The 12-year term is long for a broadcast rights agreement, but both the league and Rogers say it will provide a measure of stability in a rapidly evolving marketplace. Handed full control of the NHL.ca website, and online viewing platforms like NHL Centre Ice, the company will be able to sell ads across all devices and offer consumers everything from all-you-can-eat access, to just the games of a single U.S.-based team. On the conventional TV side, all the Rogers channels will now feature highly coveted sports content—making them a lot more desirable, should the federal government follow through on its plans to let cable subscribers move to “pick and pay” packages.
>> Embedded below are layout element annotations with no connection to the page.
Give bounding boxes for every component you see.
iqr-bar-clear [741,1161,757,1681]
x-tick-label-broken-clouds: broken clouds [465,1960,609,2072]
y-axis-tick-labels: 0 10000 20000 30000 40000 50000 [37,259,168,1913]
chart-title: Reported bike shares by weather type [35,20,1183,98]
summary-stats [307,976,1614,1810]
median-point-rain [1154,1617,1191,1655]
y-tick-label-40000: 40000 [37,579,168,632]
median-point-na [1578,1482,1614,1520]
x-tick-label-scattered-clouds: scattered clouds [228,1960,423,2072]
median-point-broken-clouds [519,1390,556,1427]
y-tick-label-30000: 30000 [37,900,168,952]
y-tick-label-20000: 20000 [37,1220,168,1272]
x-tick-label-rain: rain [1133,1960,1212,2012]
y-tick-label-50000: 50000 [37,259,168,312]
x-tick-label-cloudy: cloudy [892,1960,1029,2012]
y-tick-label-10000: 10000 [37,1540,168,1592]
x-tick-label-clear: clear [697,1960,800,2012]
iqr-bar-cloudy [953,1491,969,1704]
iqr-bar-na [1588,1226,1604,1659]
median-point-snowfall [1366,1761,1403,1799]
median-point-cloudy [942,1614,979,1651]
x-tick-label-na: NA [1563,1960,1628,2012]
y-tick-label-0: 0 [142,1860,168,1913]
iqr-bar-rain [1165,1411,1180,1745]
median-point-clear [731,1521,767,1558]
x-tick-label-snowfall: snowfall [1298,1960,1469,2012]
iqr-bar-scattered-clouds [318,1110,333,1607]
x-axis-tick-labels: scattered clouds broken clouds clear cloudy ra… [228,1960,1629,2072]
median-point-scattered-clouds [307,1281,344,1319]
More than anything, though, the new deal is about money. In the mid-1990s, the CBC secured a four-year, exclusive NHL deal by offering a total of $265 million. And the last time the Canadian rights came up in 2006, the price for a six-year non-exclusive package was $569 million. (TSN has been paying about $80 million a season for its slate of regular-season and playoff games.)

The $5.2 billion Rogers deal is a galactic leap, averaging out at $433 million a season, far outstripping the $200 million a year that NBC is paying for network and cable rights in the U.S., a market 10-times the size. Coming off its third lockout in 18 seasons, NHL owners have been handed a lottery-like windfall. John Collins, the league’s chief operating officer said he recently told the Board of Governors that the league might hit $4 billion in annual revenues by the 2017-18 season. Now he’s revising his prediction. “We thought that was a bit optimistic at the time, but maybe we undershot it.”